Seekor anjing dan kucing bertengkar hebat dalam pikiran Tarjo. Hal itu bermula ketika ia menonton berita tentang ledakan yang terjadi di pusat kota pagi tadi. Korban dalam peristiwa itu adalah sebuah boneka. Saat menyaksikan serpihan-serpihan boneka itu berhamburan dan melayang di udara, Tarjo merasa seseorang telah mendorongnya jatuh ke dalam jurang kepedihan tak terperi.
Tarjo mematikan televisi dan memutuskan untuk makan siang. Ia lantas menatap hidangan di atas meja: sepiring dendam, secangkir kebencian dan semangkuk amarah yang menyala-nyala. Tega sekali mereka melakukan kekejaman itu pada sebuah boneka―terlebih di depan matanya―dalam sebuah layar berukuran 21 inci. Sungguh kejahatan keji yang tak termaafkan. Selera makan Tarjo menguap seketika.
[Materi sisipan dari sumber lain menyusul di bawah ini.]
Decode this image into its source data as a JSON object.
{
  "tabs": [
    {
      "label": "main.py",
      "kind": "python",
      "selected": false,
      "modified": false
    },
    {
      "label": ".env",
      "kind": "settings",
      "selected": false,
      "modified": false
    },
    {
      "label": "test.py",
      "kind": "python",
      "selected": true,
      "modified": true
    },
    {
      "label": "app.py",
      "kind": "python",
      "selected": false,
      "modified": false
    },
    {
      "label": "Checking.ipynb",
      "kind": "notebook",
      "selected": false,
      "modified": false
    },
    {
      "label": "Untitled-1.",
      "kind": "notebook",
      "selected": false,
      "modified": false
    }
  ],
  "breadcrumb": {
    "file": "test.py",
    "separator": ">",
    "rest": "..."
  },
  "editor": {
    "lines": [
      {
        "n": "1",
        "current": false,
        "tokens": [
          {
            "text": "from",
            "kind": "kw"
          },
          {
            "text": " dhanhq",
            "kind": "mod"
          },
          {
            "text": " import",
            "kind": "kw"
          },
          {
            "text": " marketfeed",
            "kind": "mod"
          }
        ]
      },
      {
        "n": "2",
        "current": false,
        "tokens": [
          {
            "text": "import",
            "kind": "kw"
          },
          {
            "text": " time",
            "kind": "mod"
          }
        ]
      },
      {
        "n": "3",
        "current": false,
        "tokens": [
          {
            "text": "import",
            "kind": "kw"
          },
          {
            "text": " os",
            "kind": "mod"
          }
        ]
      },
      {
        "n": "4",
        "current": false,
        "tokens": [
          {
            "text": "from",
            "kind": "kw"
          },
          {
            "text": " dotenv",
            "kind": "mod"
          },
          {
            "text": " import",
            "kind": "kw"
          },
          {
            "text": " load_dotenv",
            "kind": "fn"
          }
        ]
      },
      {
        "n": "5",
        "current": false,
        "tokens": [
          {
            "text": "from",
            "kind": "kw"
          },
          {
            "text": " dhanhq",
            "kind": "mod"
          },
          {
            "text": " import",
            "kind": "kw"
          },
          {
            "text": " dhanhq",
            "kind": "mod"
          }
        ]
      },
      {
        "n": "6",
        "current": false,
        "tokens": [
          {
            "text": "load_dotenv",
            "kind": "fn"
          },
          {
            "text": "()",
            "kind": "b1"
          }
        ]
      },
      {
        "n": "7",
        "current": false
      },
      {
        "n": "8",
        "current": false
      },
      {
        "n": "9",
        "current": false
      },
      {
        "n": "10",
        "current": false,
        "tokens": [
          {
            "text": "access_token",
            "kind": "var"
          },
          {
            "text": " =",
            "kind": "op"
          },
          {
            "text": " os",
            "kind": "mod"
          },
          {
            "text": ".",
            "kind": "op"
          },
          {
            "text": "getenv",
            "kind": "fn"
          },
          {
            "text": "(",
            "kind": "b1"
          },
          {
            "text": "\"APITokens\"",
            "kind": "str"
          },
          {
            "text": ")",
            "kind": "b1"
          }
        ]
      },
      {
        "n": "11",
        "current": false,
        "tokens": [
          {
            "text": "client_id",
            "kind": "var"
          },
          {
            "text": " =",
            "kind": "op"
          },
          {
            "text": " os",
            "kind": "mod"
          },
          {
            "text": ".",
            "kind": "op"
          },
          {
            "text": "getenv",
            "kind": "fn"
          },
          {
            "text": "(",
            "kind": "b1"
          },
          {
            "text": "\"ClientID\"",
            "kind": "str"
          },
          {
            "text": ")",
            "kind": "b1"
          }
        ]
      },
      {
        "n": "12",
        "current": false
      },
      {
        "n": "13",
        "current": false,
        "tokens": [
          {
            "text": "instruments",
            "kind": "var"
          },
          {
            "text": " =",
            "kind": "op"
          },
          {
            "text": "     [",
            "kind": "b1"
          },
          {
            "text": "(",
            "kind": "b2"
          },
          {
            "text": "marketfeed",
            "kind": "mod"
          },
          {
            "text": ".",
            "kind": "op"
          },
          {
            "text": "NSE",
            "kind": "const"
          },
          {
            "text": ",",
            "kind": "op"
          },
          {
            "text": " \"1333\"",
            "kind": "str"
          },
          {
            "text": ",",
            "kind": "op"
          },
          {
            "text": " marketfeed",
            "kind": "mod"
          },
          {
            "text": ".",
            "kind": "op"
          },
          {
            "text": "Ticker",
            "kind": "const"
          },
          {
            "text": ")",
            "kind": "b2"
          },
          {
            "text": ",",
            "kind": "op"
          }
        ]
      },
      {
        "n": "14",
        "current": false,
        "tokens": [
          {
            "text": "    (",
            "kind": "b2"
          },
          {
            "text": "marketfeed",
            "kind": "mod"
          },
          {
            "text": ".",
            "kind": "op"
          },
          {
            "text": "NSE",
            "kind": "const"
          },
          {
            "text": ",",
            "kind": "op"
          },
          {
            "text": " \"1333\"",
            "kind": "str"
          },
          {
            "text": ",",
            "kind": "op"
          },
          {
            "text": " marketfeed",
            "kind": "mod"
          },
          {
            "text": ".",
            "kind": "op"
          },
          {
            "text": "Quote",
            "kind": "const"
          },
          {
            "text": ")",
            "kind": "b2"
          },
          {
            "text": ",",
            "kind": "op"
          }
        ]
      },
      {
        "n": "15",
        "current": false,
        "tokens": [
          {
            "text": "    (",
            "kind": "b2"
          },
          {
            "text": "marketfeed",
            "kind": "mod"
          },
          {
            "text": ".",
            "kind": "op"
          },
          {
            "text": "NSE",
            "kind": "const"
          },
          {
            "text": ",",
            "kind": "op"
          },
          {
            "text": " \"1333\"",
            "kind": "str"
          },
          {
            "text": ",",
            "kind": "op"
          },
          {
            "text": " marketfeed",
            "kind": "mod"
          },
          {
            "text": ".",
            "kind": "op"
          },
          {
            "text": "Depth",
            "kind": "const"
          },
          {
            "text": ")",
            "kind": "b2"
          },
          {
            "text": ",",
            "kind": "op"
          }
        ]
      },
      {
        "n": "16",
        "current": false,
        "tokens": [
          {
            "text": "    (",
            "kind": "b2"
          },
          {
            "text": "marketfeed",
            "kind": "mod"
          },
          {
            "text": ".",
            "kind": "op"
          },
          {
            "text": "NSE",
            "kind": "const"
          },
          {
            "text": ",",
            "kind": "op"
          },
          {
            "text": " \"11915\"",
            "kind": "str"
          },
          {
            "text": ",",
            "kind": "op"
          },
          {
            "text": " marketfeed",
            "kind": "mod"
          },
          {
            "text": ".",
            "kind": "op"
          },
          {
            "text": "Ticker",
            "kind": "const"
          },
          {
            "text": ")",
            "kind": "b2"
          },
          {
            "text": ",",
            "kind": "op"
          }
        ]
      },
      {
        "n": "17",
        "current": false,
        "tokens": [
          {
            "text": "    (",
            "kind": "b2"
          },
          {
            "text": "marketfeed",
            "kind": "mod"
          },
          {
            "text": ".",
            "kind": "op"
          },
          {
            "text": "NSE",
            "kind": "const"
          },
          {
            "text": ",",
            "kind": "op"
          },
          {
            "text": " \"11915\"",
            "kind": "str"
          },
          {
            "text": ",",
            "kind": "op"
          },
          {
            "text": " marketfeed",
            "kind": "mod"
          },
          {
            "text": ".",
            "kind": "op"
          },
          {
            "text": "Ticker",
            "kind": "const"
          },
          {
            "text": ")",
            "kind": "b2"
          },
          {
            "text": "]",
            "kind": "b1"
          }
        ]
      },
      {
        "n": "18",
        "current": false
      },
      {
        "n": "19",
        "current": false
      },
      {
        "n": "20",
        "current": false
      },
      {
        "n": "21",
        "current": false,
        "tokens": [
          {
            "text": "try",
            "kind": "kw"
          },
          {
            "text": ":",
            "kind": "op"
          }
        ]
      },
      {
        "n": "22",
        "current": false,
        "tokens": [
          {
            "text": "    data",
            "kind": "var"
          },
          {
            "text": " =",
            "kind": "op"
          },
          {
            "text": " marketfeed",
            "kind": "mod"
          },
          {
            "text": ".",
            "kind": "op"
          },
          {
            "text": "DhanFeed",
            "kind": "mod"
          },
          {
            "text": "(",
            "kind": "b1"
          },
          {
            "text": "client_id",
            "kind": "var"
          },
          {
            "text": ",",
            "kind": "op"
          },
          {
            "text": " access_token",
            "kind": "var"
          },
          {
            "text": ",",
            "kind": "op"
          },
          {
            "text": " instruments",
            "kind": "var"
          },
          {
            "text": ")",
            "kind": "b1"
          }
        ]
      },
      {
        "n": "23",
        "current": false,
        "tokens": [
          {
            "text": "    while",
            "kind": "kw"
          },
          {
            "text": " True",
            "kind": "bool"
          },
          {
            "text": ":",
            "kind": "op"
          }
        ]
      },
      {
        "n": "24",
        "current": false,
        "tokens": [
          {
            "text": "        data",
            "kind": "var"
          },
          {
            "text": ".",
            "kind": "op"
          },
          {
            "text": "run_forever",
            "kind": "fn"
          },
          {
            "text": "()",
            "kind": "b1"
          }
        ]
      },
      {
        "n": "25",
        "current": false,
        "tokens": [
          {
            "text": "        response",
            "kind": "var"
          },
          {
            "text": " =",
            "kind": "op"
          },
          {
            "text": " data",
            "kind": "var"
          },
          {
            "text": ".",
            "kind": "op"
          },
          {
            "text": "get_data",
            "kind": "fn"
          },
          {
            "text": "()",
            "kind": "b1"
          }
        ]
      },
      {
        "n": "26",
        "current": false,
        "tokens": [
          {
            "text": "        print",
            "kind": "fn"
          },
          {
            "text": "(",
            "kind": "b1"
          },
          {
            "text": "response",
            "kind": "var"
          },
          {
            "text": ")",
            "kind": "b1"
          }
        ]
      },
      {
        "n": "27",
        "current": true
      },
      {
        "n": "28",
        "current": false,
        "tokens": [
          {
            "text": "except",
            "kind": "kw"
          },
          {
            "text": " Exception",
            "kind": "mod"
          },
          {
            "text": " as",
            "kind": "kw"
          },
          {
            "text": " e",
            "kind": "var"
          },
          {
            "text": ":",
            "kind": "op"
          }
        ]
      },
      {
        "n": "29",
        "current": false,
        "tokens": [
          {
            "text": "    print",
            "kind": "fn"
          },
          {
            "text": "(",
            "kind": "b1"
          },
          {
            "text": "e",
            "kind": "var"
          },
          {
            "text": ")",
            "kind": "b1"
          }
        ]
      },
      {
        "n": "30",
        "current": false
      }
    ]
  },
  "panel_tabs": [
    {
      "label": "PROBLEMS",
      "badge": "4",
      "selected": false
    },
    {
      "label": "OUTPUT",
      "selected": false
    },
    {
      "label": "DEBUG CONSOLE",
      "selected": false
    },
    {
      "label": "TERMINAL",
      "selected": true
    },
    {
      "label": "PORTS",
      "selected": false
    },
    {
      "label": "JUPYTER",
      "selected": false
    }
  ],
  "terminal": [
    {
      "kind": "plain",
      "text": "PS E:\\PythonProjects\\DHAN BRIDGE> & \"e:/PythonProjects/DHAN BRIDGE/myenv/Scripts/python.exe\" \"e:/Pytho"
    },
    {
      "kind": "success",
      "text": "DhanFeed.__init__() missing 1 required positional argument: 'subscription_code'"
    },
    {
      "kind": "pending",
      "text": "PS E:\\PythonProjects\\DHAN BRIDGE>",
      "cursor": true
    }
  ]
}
“Pssst... diamlah!” Tarjo menghardik suara berisik yang berasal dari kepalanya. Cakaran, suara kucing, salak anjing, dan geraman yang saling bersahutan membuat telinganya ngilu. “Kalian membuatku gila!” jeritnya kesal.
Karena tak tahan lagi, Tarjo bergegas menuju kamar mandi dan membenamkan kepalanya ke dalam bak penuh berisi air. Ia mengeluarkan kepalanya kembali secepat ia membenamkannya. Rambutnya kuyup. Namun rasanya sungguh lega. Menyegarkan. Semoga saja suara berisik itu segera punah. Mungkin hari ini otaknya kelebihan muatan persoalan, sehingga pikirannya melantur tak tentu arah tujuan. Tak salah lagi. Pasti itu penyebab keganjilan yang ia alami.
“Guk!”
Tarjo terlompat. Mengapa suara itu terdengar lagi? Semoga kali ini suara itu berasal dari sekitar rumah. Tarjo membuka pintu lalu keluar. Tetesan-tetesan air kini turun membasahi bajunya. Sepasang matanya berkeliling mencari-cari. Tak ada kucing, apalagi anjing. Sama sekali tak terlihat apa-apa. Lantas, berasal dari mana suara barusan?
“Meong!” Suara cakaran terdengar menggores dinding. Tarjo spontan menutup telinganya dengan telapak tangan.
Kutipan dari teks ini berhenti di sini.